In the past 25 years of Cerritos football and of the head coaches who have been at the school at least three seasons, Carter trails only one other in victories. Kurt Bruich went 25-17 from 1998-2001 while Carter currently has a 13-12 mark. In fact, before Carter came to Cerritos, the program had gone 13-54 under three coaches from 2013-2019.

“I would like to start the seasons better,” said Carter. “I think the last two seasons we’ve started slow. That’s probably to our opponent’s credit; they’re stronger than maybe what we’re used to seeing in league. We look at our preseason as we like to play up to hopefully prepare us for league, and it’s kind of been the case the last two years.

“Again, every year is different,” he continued. “But right now, I think we have a lot of young sophomores, we have a lot of young juniors on the team, and we seem to be hitting our stride. So, it’s exciting.”

The Dons have been able to score this season, even before league play began, and only had one game in which they were held in single digits. But the defense also allowed over 30 points in half its games.

“We had to switch some positions around because the young guys like [myself] needed to get used to the varsity speed,” said Adhikari of the slow start. “It’s just experience and as the season progressed, everybody got better.”

Cerritos will host Colton High in the Division 13 first round playoffs on Friday. Meanwhile, it has been a long season for the Eagles, who finished 2-7 overall and winless in the league. One of those two wins was a forfeit against Long Beach Cabrillo High. It also marked the final game as head coach for David Cruz, who went 5-15 assuming those duties. Cruz will stay on the staff to help the new head coach.

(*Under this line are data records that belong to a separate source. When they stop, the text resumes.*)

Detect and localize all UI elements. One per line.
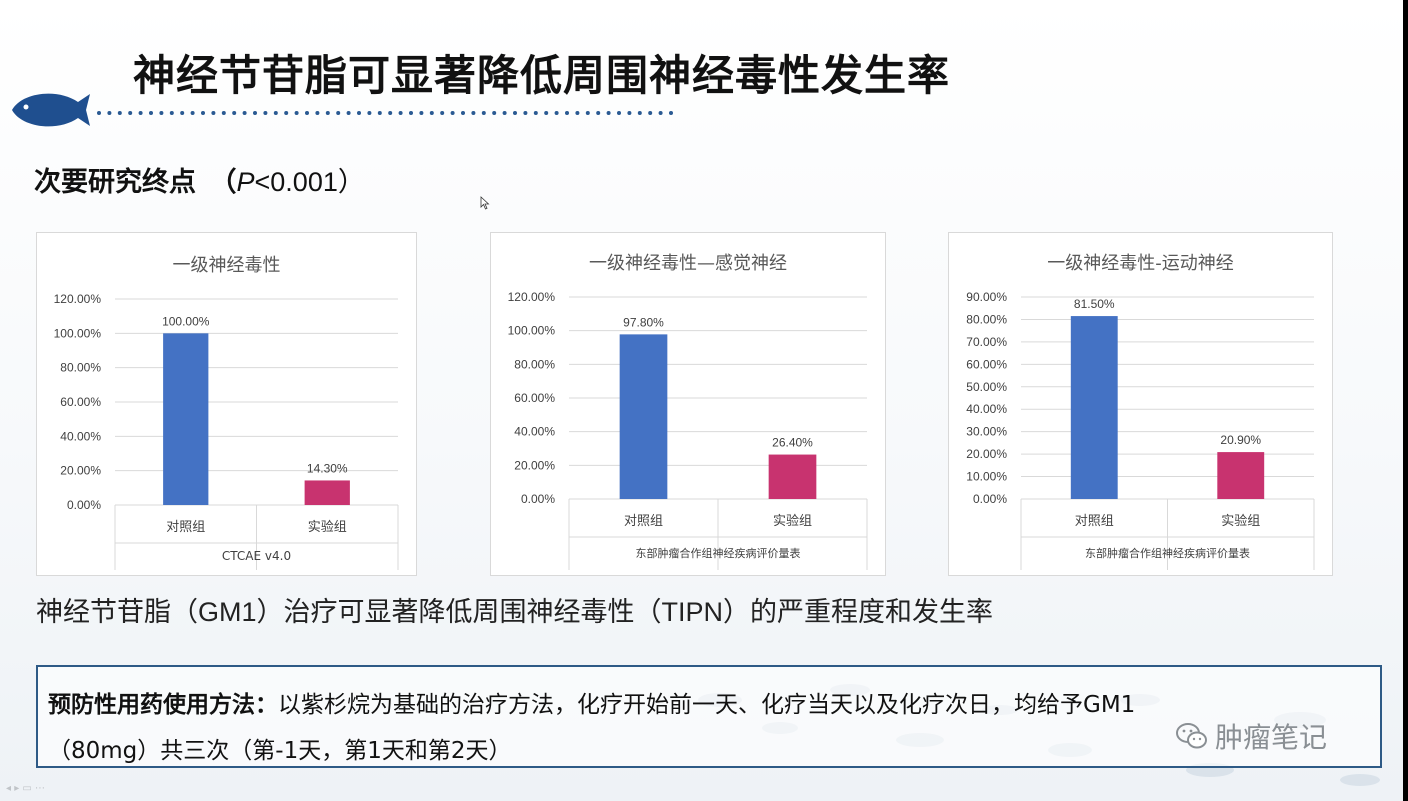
- data-label: 20.90%: [1220, 433, 1261, 447]
- prevention-dosage-box: 预防性用药使用方法：以紫杉烷为基础的治疗方法，化疗开始前一天、化疗当天以及化疗次…: [36, 665, 1382, 768]
- chart-svg: 一级神经毒性-运动神经 0.00% 10.00% 20.00% 30.00% 40.00%…: [966, 253, 1315, 570]
- data-label: 97.80%: [623, 315, 664, 329]
- screen-edge: [1403, 0, 1408, 801]
- summary-statement: 神经节苷脂（GM1）治疗可显著降低周围神经毒性（TIPN）的严重程度和发生率: [36, 597, 994, 627]
- x-axis-label: 东部肿瘤合作组神经疾病评价量表: [636, 546, 801, 560]
- chart-grade1-motor-neurotoxicity: 一级神经毒性-运动神经 0.00% 10.00% 20.00% 30.00% 40.00%…: [948, 232, 1333, 576]
- y-tick-label: 100.00%: [508, 324, 556, 338]
- secondary-endpoint-heading: 次要研究终点 （P<0.001）: [34, 160, 365, 199]
- bar-experiment: [304, 480, 350, 505]
- y-tick-label: 60.00%: [966, 357, 1007, 371]
- category-label: 实验组: [773, 513, 812, 529]
- data-label: 26.40%: [772, 436, 813, 450]
- y-tick-label: 60.00%: [60, 395, 101, 409]
- y-tick-label: 70.00%: [966, 335, 1007, 349]
- data-label: 81.50%: [1074, 297, 1115, 311]
- category-label: 实验组: [1221, 513, 1260, 529]
- y-tick-label: 20.00%: [514, 458, 555, 472]
- category-label: 对照组: [624, 514, 663, 529]
- data-label: 100.00%: [162, 314, 210, 328]
- dotted-divider: [97, 111, 673, 115]
- fish-icon: [12, 93, 90, 127]
- y-tick-label: 50.00%: [966, 380, 1007, 394]
- y-tick-label: 100.00%: [54, 326, 102, 340]
- y-tick-label: 80.00%: [966, 312, 1007, 326]
- chart-svg: 一级神经毒性—感觉神经 0.00% 20.00% 40.00% 60.00% 80.00%…: [508, 253, 868, 570]
- data-label: 14.30%: [307, 461, 348, 475]
- chart-svg: 一级神经毒性 0.00% 20.00% 40.00% 60.00% 80.00% 100.0…: [54, 255, 399, 570]
- wechat-icon: [1176, 723, 1207, 749]
- bar-experiment: [768, 454, 817, 499]
- y-tick-label: 30.00%: [966, 425, 1007, 439]
- y-tick-label: 0.00%: [67, 498, 101, 512]
- slideshow-controls[interactable]: ◂ ▸ ▭ ⋯: [6, 783, 46, 794]
- y-tick-label: 10.00%: [966, 470, 1007, 484]
- category-label: 对照组: [1075, 514, 1114, 529]
- p-value: <0.001）: [254, 167, 365, 197]
- watermark-text: 肿瘤笔记: [1215, 721, 1328, 754]
- chart-title: 一级神经毒性-运动神经: [1047, 253, 1234, 274]
- wechat-watermark: 肿瘤笔记: [1175, 716, 1327, 756]
- bar-control: [1070, 316, 1118, 499]
- note-line-1: 预防性用药使用方法：以紫杉烷为基础的治疗方法，化疗开始前一天、化疗当天以及化疗次…: [48, 685, 1135, 719]
- y-tick-label: 60.00%: [514, 391, 555, 405]
- y-tick-label: 40.00%: [60, 429, 101, 443]
- p-symbol: P: [236, 167, 255, 197]
- y-tick-label: 40.00%: [966, 402, 1007, 416]
- subtitle-prefix: 次要研究终点 （: [34, 167, 237, 198]
- y-tick-label: 0.00%: [521, 492, 555, 506]
- y-tick-label: 80.00%: [514, 357, 555, 371]
- chart-title: 一级神经毒性: [173, 255, 281, 276]
- y-tick-label: 20.00%: [60, 464, 101, 478]
- y-tick-label: 20.00%: [966, 447, 1007, 461]
- bar-control: [619, 334, 668, 499]
- chart-grade1-neurotoxicity: 一级神经毒性 0.00% 20.00% 40.00% 60.00% 80.00% 100.0…: [36, 232, 417, 576]
- category-label: 对照组: [166, 520, 205, 535]
- note-label: 预防性用药使用方法：: [48, 692, 278, 718]
- note-text-1: 以紫杉烷为基础的治疗方法，化疗开始前一天、化疗当天以及化疗次日，均给予GM1: [278, 692, 1136, 718]
- y-tick-label: 120.00%: [508, 290, 556, 304]
- x-axis-label: CTCAE v4.0: [222, 549, 291, 563]
- page-title: 神经节苷脂可显著降低周围神经毒性发生率: [133, 51, 951, 100]
- y-tick-label: 120.00%: [54, 292, 102, 306]
- y-tick-label: 90.00%: [966, 290, 1007, 304]
- y-tick-label: 0.00%: [973, 492, 1007, 506]
- mouse-cursor-icon: [480, 196, 490, 210]
- chart-grade1-sensory-neurotoxicity: 一级神经毒性—感觉神经 0.00% 20.00% 40.00% 60.00% 80.00%…: [490, 232, 886, 576]
- bar-experiment: [1217, 452, 1265, 499]
- note-line-2: （80mg）共三次（第-1天，第1天和第2天）: [48, 738, 512, 764]
- category-label: 实验组: [308, 519, 347, 535]
- x-axis-label: 东部肿瘤合作组神经疾病评价量表: [1085, 546, 1250, 560]
- bar-control: [163, 333, 209, 505]
- y-tick-label: 40.00%: [514, 425, 555, 439]
- y-tick-label: 80.00%: [60, 361, 101, 375]
- chart-title: 一级神经毒性—感觉神经: [589, 253, 787, 274]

“When we finally got through Covid, all I wanted to do was get the kids to know how to play football,” said Cruz. “Even though our record doesn’t indicate that, I believe the kids know how to play. They know the basic fundamentals; they know what’s supposed to be going on. I think there’s a bright future because they do know how to play, and we did accomplish our goal. They will know how to be successful in the future. Just right now, there’s too many hurdles in our way.”

In Glenn’s lone on the field victory, it scored 49 points against Firebaugh High. In the other games, the Eagles totaled 73 points with 41 coming in the three league contests. The Eagles have also been decimated all season with injuries, and Cruz believes if the team was healthier, it may have been a different season.

“For the most part, if we would have been fully manned,” admitted Cruz. “I’m still missing players today. But if we were fully manned, and I had everybody out here, yes, I would feel comfortable. It’s just not that way; we’re missing too many pieces and it’s tough for us to compete with teams that have been practicing everyday throughout the summer and have their full teams.”

“We’ve been on the other end of these scores and again, the best part about high school sports is it teaches you about life,” said Carter. “There are highs, there are lows and I credit those kids for sticking it out and playing tough. They came out in the second half and had some good plays. So, again, credit to their staff and their program for continuing to fight. I think they have a bright future over there.”

All was not lost for Glenn as it said goodbye to 13 seniors with the rest of the team consisting of 11 sophomores, 10 juniors and seven freshmen on varsity by the time the season had come to an end. Because of the high number of underclassmen, Cruz was pleased with the character building, saying it was the top positive from a dismal season.

“I’ve seen little boys grow up to become men,” said Cruz. “Some of the kids are seniors and it’s come a while to finally mature. But it’s nice to see those seniors develop their character, and I think they’re prepared to go out into the worlds now. We did our job; our goal is to teach football and teach life skills doing it. I believe that [the players] received those.”